- USDb será lastreada 1:1 em dólar com foco em pagamentos B2B
- Paystand já processou US$ 20 bilhões para 1 milhão de empresas
- Token funcionará via Rootstock e Lightning Network do Bitcoin
A Paystand anunciou o lançamento da USDb, uma stablecoin lastreada em dólar construída sobre a infraestrutura do Bitcoin. O token atenderá pagamentos corporativos incluindo contas a receber, contas a pagar, folha de pagamento e operações de tesouraria.
O movimento marca uma expansão significativa do uso de stablecoins no segmento B2B. A empresa já processou mais de US$ 20 bilhões em volume através de sua rede de pagamentos, atendendo mais de 1 milhão de empresas. Com sede na Califórnia, a Paystand fornece infraestrutura de contas a receber e a pagar para negócios na América do Norte e América Latina.
A USDb terá lastro de 1:1 em reservas de dólar americano. O token será integrado aos produtos existentes da Paystand, incluindo pagamentos internacionais de folha através da plataforma Bitwage, adquirida pela empresa em 2025. A expansão para parceiros e clientes adicionais está prevista para 2026.

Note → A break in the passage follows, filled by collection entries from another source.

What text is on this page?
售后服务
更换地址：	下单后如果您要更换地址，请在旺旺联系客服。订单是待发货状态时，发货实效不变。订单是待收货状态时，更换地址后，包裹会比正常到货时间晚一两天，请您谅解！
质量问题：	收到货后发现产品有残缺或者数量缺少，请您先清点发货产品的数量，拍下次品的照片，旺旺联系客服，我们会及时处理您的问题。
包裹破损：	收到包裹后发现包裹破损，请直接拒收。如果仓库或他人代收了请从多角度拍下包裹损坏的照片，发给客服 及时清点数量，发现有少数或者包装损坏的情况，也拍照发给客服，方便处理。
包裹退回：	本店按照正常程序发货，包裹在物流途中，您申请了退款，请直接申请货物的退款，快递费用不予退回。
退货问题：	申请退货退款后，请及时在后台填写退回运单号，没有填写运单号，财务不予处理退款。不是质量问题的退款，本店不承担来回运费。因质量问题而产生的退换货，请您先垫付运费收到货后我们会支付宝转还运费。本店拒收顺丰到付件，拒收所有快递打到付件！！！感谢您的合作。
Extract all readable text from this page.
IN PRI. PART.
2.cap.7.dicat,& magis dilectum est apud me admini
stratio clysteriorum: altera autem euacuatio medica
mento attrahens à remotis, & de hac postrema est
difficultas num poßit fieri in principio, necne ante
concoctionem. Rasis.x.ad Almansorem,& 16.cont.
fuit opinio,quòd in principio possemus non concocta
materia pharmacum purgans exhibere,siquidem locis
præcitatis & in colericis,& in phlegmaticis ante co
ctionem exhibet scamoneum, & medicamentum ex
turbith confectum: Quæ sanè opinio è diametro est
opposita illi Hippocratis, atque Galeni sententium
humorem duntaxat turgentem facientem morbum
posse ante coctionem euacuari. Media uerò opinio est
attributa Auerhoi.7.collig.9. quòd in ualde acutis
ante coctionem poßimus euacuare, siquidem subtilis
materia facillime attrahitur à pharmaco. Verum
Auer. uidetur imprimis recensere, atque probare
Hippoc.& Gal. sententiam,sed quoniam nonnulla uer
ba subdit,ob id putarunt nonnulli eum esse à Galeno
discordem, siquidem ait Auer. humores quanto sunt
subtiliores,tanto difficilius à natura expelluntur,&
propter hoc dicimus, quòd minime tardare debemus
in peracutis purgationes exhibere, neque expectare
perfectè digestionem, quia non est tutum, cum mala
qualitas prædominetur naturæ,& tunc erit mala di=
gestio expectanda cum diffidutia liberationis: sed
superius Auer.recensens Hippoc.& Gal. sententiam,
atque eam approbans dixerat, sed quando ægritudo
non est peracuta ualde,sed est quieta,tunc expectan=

Infraestrutura Bitcoin como diferencial
A arquitetura técnica da USDb se destaca por operar em rails vinculados ao Bitcoin. O token será emitido via Rootstock e interoperará com infraestrutura da Blockstream. A compatibilidade se estende a redes baseadas em Bitcoin como Lightning Network e Liquid.
O projeto conta com suporte da Rootstock, Blockstream e Ibex, que atuará como parceiro inicial de emissão e provedor de liquidez. A escolha do Bitcoin como base contrasta com a maioria das stablecoins corporativas, que operam predominantemente em Ethereum ou outras blockchains.
A integração com sistemas financeiros empresariais inclui mapeamento ERP-ledger e suporte a fluxos automatizados de liquidação dentro da rede Paystand. A Bitwage, plataforma de pagamentos de força de trabalho do grupo, atende atualmente mais de 90.000 trabalhadores e 4.500 empresas em quase 200 países.
Mercado de stablecoins atinge US$ 320 bilhões
O setor de stablecoins movimenta aproximadamente US$ 320 bilhões, dominado pelo USDT da Tether com cerca de US$ 189,7 bilhões e o USDC da Circle com aproximadamente US$ 77,7 bilhões, segundo dados da DeFiLlama. A oferta permanece concentrada em poucas chains, com Ethereum representando 52% do mercado, seguida por Tron com cerca de 28%.

Outras empresas também apostam no segmento corporativo. A DoorDash anunciou parceria com a Tempo para habilitar pagamentos em stablecoins para motoristas e comerciantes, permitindo transações em ativos digitais em mais de 40 países. As companhias citaram pagamentos mais rápidos, menores custos internacionais e maior flexibilidade como principais motivadores.

A Western Union planeja lançar sua stablecoin lastreada em dólar, USDPT, em maio, conforme revelou o CEO Devin McGranahan. O token será emitido pela Anchorage Digital na blockchain Solana. Na terça-feira, a Paxos integrou sua plataforma Amplify com a Toku para permitir que usuários obtenham rendimento sobre salários em stablecoins mantidos em carteiras de folha de pagamento.
Impacto no mercado brasileiro
Para investidores brasileiros, o lançamento da USDb representa mais uma opção de exposição a ativos dolarizados via blockchain. O foco em pagamentos B2B pode acelerar a adoção corporativa de criptomoedas no país, especialmente em operações de comércio exterior e remessas internacionais.
A utilização da infraestrutura do Bitcoin, tradicionalmente vista como mais robusta e descentralizada, pode atrair empresas que buscam maior segurança operacional. O Brasil já figura entre os maiores mercados de Bitcoin da América Latina, com volume expressivo nas principais exchanges locais.
A expansão de stablecoins para pagamentos corporativos ocorre em paralelo ao avanço regulatório global. Enquanto o mercado asiático define regras para esses ativos, empresas americanas aceleram lançamentos para capturar fatia desse mercado em crescimento. A entrada de players tradicionais como Western Union valida o modelo e pode acelerar a adoção mainstream.